|black, hand-knit wool/alpaca cardigan with bone buttons; Hunter heeled rubber rain boots|
It feels silly taking pictures of myself with a tripod out in the driveway where the neighbors can see—especially after the daylight drama I missed yesterday, according to my roommate, when a new neighbor across the street cried on the shoulder of another neighbor, "I'm going to kill myself—call the police," and laid out all her meth paraphernalia on the sidewalk, thereby getting herself handcuffed and hauled away. But it's been too wet and cold this winter to be trekking around on foot down by the train tracks where all the nice brick backdrops are; plus, I haven't had much free time between full-time work, long commuting, and all the sickness. So here's the garage front and a knitting project finished a few months ago, a favorite FO (finished object, for non-knitters), even if the collar doesn't stand up well.

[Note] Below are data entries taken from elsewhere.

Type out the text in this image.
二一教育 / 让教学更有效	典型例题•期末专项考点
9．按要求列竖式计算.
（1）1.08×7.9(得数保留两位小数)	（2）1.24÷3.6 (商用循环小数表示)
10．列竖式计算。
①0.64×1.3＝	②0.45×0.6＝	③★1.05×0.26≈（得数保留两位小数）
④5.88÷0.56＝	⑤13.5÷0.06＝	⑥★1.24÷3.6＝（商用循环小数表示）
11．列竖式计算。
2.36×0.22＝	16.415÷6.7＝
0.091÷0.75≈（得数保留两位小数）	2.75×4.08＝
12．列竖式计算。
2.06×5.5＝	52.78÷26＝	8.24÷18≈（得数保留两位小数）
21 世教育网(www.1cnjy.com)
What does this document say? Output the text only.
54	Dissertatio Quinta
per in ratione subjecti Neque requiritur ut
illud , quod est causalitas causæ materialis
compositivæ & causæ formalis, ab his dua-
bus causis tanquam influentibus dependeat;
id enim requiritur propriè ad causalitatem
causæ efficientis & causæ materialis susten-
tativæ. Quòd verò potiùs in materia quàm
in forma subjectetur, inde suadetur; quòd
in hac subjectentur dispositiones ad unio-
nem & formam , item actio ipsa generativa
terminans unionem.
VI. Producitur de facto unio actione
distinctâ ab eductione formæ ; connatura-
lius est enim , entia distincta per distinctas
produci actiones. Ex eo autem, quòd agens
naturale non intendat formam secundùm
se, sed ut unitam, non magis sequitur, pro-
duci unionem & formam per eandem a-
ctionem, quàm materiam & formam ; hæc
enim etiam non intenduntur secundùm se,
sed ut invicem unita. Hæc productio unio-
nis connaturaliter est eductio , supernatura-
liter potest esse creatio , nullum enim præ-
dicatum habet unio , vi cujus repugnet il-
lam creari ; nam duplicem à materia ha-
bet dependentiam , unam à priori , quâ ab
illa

|black wool/alpaca Imperial Stock Ranch Desert Exotic yarn, made in Oregon|
The (now-discontinued) wool/alpaca yarn is from an eastern-Oregon producer, Imperial Stock Ranch, purchased several years ago from a Portland yarn shop, Close Knit, up on Alberta Street, back when I was married and had more disposable income. Even the big, brown bone buttons were bought new and local, again years ago, at a yarn store called the T-Spot in Manzanita on the Oregon coast. But life circumstances and priorities change, so now I buy yarn primarily vintage at thrift stores, only finding the natural, non-acrylic stuff rarely, which is better for both my budget and stash since I don't need yarn spilling out of every closet and cupboard.
|brown bone button, close-up|
Unlike those knitters who knit useless squares of fabric (the productive squares being called swatches) to try out new stitch patterns or yarn or just to keep their hands busy, I knit less for relaxation (because often it's not) or challenge (because usually it is) than for the outcome, being what knitters call a product knitter rather than a process knitter. I can't afford to buy new—let alone hand-knit—wool, alpaca, or cashmere sweaters and accessories—and neither can most anyone else, even with slave-wage labor, which is partly why clothing stores are full of cheap Chinese acrylic, along with the inability or lack of will by most Americans to properly care for natural fibers, as well as the overarching, revolving-door Western approach to fashion and consumer goods—meaning, if fashion didn't constantly change or fall apart and gadgets didn't stop working in planned obsolescence, we wouldn't need to replace so much of our stuff.
However, I'm self-taught and fairly slow, and only knit sometimes while watching Netflix or sitting on the bus, rather than at every spare moment, even while in line at the bank or post office (such people exist). I suppose I could speed things up by buying a knitting machine for the tedious parts, except the boring parts that don't require much attention to pattern or shaping are the only parts of knitting I find relaxing, certainly not the indecisive starts, the midway puzzles of technique or worries about fit, or the often time-consuming finishing. Plus, a knitting machine would cheat on the whole handmade boast. And so it can take me, off and on, a year or more to knit a sweater, thousands of stitches looped together. That's why I've had three-quarters of a beige cabled wool cardigan started last summer sitting in pieces in a basket all winter, though I'd really like to be wearing it already. This garter-yoke black cardigan is seamless and nothing complicated but warm, practical, and a little sexy. And I made it myself. And that's why I knit.